As I’m looking throughout posts on the Internet for solutions to my problems. I find that people often use using as a built-in function rather than at the top of their file. Same posts, of which I guess was about 5 mention different security reasons of using it. Once, alleged problem was “resource leak”, which I have assume is something of a negative Heartbleed or buffer underload.
Whilst I would put using MyNamespaceHere; on top of the file, they would put in a function fashion as such:
using (var variable = MyNameSpace.MyClass.MyFuncion()) {
}
- For one, does Unity have my back on this one, after all I don’t code for raw .NET interface but for Unity’s C++ written interface so any fallacies are technically absorbed by Unity’s code, right?

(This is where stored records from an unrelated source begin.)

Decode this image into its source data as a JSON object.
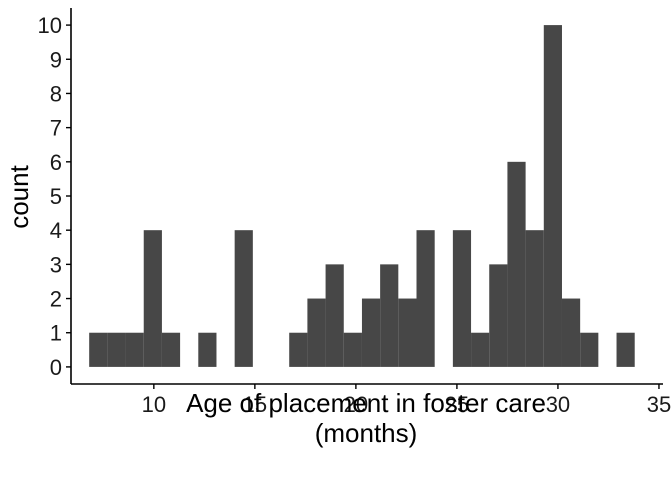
{
  "chart_data": {
    "type": "bar",
    "subtype": "histogram",
    "xlabel_line1": "Age of placement in foster care",
    "xlabel_line2": "(months)",
    "ylabel": "count",
    "xlim": [
      5.9,
      35.2
    ],
    "ylim": [
      -0.5,
      10.5
    ],
    "x_ticks": [
      10,
      15,
      20,
      25,
      30,
      35
    ],
    "y_ticks": [
      0,
      1,
      2,
      3,
      4,
      5,
      6,
      7,
      8,
      9,
      10
    ],
    "grid": false,
    "bar_color": "#474747",
    "bin_width": 0.9,
    "bins": [
      {
        "x0": 6.8,
        "count": 1
      },
      {
        "x0": 7.7,
        "count": 1
      },
      {
        "x0": 8.6,
        "count": 1
      },
      {
        "x0": 9.5,
        "count": 4
      },
      {
        "x0": 10.4,
        "count": 1
      },
      {
        "x0": 11.3,
        "count": 0
      },
      {
        "x0": 12.2,
        "count": 1
      },
      {
        "x0": 13.1,
        "count": 0
      },
      {
        "x0": 14.0,
        "count": 4
      },
      {
        "x0": 14.9,
        "count": 0
      },
      {
        "x0": 15.8,
        "count": 0
      },
      {
        "x0": 16.7,
        "count": 1
      },
      {
        "x0": 17.6,
        "count": 2
      },
      {
        "x0": 18.5,
        "count": 3
      },
      {
        "x0": 19.4,
        "count": 1
      },
      {
        "x0": 20.3,
        "count": 2
      },
      {
        "x0": 21.2,
        "count": 3
      },
      {
        "x0": 22.1,
        "count": 2
      },
      {
        "x0": 23.0,
        "count": 4
      },
      {
        "x0": 23.9,
        "count": 0
      },
      {
        "x0": 24.8,
        "count": 4
      },
      {
        "x0": 25.7,
        "count": 1
      },
      {
        "x0": 26.6,
        "count": 3
      },
      {
        "x0": 27.5,
        "count": 6
      },
      {
        "x0": 28.4,
        "count": 4
      },
      {
        "x0": 29.3,
        "count": 10
      },
      {
        "x0": 30.2,
        "count": 2
      },
      {
        "x0": 31.1,
        "count": 1
      },
      {
        "x0": 32.0,
        "count": 0
      },
      {
        "x0": 32.9,
        "count": 1
      }
    ]
  }
}
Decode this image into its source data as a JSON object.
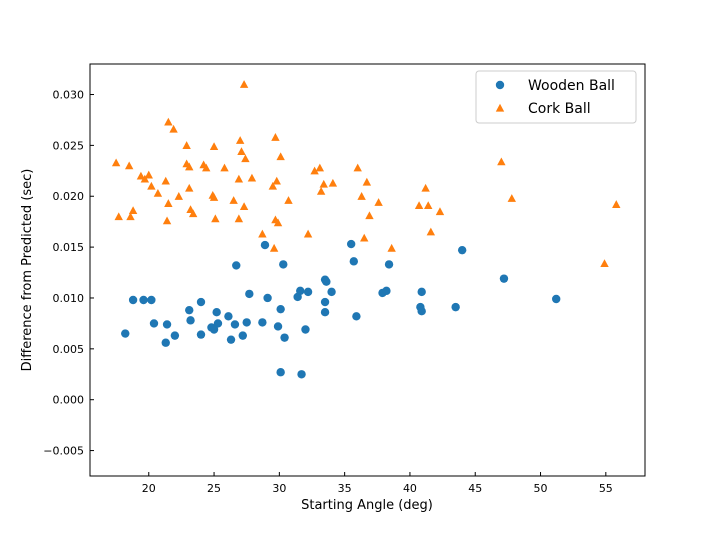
{
  "chart_data": {
    "type": "scatter",
    "xlabel": "Starting Angle (deg)",
    "ylabel": "Difference from Predicted (sec)",
    "xlim": [
      15.5,
      58.0
    ],
    "ylim": [
      -0.0075,
      0.033
    ],
    "xticks": [
      20,
      25,
      30,
      35,
      40,
      45,
      50,
      55
    ],
    "yticks": [
      -0.005,
      0.0,
      0.005,
      0.01,
      0.015,
      0.02,
      0.025,
      0.03
    ],
    "xtick_labels": [
      "20",
      "25",
      "30",
      "35",
      "40",
      "45",
      "50",
      "55"
    ],
    "ytick_labels": [
      "−0.005",
      "0.000",
      "0.005",
      "0.010",
      "0.015",
      "0.020",
      "0.025",
      "0.030"
    ],
    "grid": false,
    "legend_position": "top-right",
    "series": [
      {
        "name": "Wooden Ball",
        "marker": "circle",
        "color": "#1f77b4",
        "points": [
          [
            18.2,
            0.0065
          ],
          [
            18.8,
            0.0098
          ],
          [
            19.6,
            0.0098
          ],
          [
            20.2,
            0.0098
          ],
          [
            20.4,
            0.0075
          ],
          [
            21.3,
            0.0056
          ],
          [
            21.4,
            0.0074
          ],
          [
            22.0,
            0.0063
          ],
          [
            23.1,
            0.0088
          ],
          [
            23.2,
            0.0078
          ],
          [
            24.0,
            0.0064
          ],
          [
            24.0,
            0.0096
          ],
          [
            24.8,
            0.0071
          ],
          [
            25.0,
            0.0069
          ],
          [
            25.2,
            0.0086
          ],
          [
            25.3,
            0.0075
          ],
          [
            26.1,
            0.0082
          ],
          [
            26.3,
            0.0059
          ],
          [
            26.6,
            0.0074
          ],
          [
            26.7,
            0.0132
          ],
          [
            27.2,
            0.0063
          ],
          [
            27.5,
            0.0076
          ],
          [
            27.7,
            0.0104
          ],
          [
            28.7,
            0.0076
          ],
          [
            28.9,
            0.0152
          ],
          [
            29.1,
            0.01
          ],
          [
            29.9,
            0.0072
          ],
          [
            30.1,
            0.0089
          ],
          [
            30.3,
            0.0133
          ],
          [
            30.4,
            0.0061
          ],
          [
            30.1,
            0.0027
          ],
          [
            31.4,
            0.0101
          ],
          [
            31.6,
            0.0107
          ],
          [
            31.7,
            0.0025
          ],
          [
            32.0,
            0.0069
          ],
          [
            32.2,
            0.0106
          ],
          [
            33.5,
            0.0118
          ],
          [
            33.6,
            0.0116
          ],
          [
            33.5,
            0.0096
          ],
          [
            33.5,
            0.0086
          ],
          [
            34.0,
            0.0106
          ],
          [
            35.5,
            0.0153
          ],
          [
            35.7,
            0.0136
          ],
          [
            35.9,
            0.0082
          ],
          [
            37.9,
            0.0105
          ],
          [
            38.2,
            0.0107
          ],
          [
            38.4,
            0.0133
          ],
          [
            40.8,
            0.0091
          ],
          [
            40.9,
            0.0087
          ],
          [
            40.9,
            0.0106
          ],
          [
            43.5,
            0.0091
          ],
          [
            44.0,
            0.0147
          ],
          [
            47.2,
            0.0119
          ],
          [
            51.2,
            0.0099
          ]
        ]
      },
      {
        "name": "Cork Ball",
        "marker": "triangle",
        "color": "#ff7f0e",
        "points": [
          [
            17.5,
            0.0233
          ],
          [
            17.7,
            0.018
          ],
          [
            18.5,
            0.023
          ],
          [
            18.6,
            0.018
          ],
          [
            18.8,
            0.0186
          ],
          [
            19.4,
            0.022
          ],
          [
            19.7,
            0.0217
          ],
          [
            20.0,
            0.0221
          ],
          [
            20.2,
            0.021
          ],
          [
            20.7,
            0.0203
          ],
          [
            21.3,
            0.0215
          ],
          [
            21.4,
            0.0176
          ],
          [
            21.5,
            0.0193
          ],
          [
            21.5,
            0.0273
          ],
          [
            21.9,
            0.0266
          ],
          [
            22.3,
            0.02
          ],
          [
            22.9,
            0.025
          ],
          [
            22.9,
            0.0232
          ],
          [
            23.1,
            0.0229
          ],
          [
            23.1,
            0.0208
          ],
          [
            23.2,
            0.0187
          ],
          [
            23.4,
            0.0183
          ],
          [
            24.2,
            0.0231
          ],
          [
            24.4,
            0.0228
          ],
          [
            24.9,
            0.0201
          ],
          [
            25.0,
            0.0199
          ],
          [
            25.0,
            0.0249
          ],
          [
            25.1,
            0.0178
          ],
          [
            25.8,
            0.0228
          ],
          [
            26.5,
            0.0196
          ],
          [
            26.9,
            0.0217
          ],
          [
            26.9,
            0.0178
          ],
          [
            27.0,
            0.0255
          ],
          [
            27.1,
            0.0244
          ],
          [
            27.3,
            0.019
          ],
          [
            27.4,
            0.0237
          ],
          [
            27.3,
            0.031
          ],
          [
            27.9,
            0.0218
          ],
          [
            28.7,
            0.0163
          ],
          [
            29.5,
            0.021
          ],
          [
            29.6,
            0.0149
          ],
          [
            29.7,
            0.0177
          ],
          [
            29.7,
            0.0258
          ],
          [
            29.8,
            0.0215
          ],
          [
            29.9,
            0.0174
          ],
          [
            30.1,
            0.0239
          ],
          [
            30.7,
            0.0196
          ],
          [
            32.2,
            0.0163
          ],
          [
            32.7,
            0.0225
          ],
          [
            33.1,
            0.0228
          ],
          [
            33.2,
            0.0205
          ],
          [
            33.4,
            0.0212
          ],
          [
            34.1,
            0.0213
          ],
          [
            36.0,
            0.0228
          ],
          [
            36.3,
            0.02
          ],
          [
            36.5,
            0.0159
          ],
          [
            36.7,
            0.0214
          ],
          [
            36.9,
            0.0181
          ],
          [
            37.6,
            0.0194
          ],
          [
            38.6,
            0.0149
          ],
          [
            40.7,
            0.0191
          ],
          [
            41.2,
            0.0208
          ],
          [
            41.4,
            0.0191
          ],
          [
            41.6,
            0.0165
          ],
          [
            42.3,
            0.0185
          ],
          [
            47.0,
            0.0234
          ],
          [
            47.8,
            0.0198
          ],
          [
            54.9,
            0.0134
          ],
          [
            55.8,
            0.0192
          ]
        ]
      }
    ]
  }
}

- For second, does it really matter if there’s a resource leak when there’s tons of decompilers for Unity games? Hacker could simply decompile my game, put his own code in there and read all of these data anyway.
Other than different places of accessibility, does it matter?
One could complain about memory overuse, but if my function is returning random numbers (on purpose), and I ask 10 million random numbers, and return them, it’s not going to keep that 10 million numbers in its memory, it cleans them up right? “Garbage collection” and what not? The only ones that stay are the ones that I decided to assign somewhere. On function’s end it drops it’s internal processing data, right? And if not, why doesn’t it do it automatically? Why on Earth would you want that data stay there?
Once again, I’m ignorant on the topic, so have patience.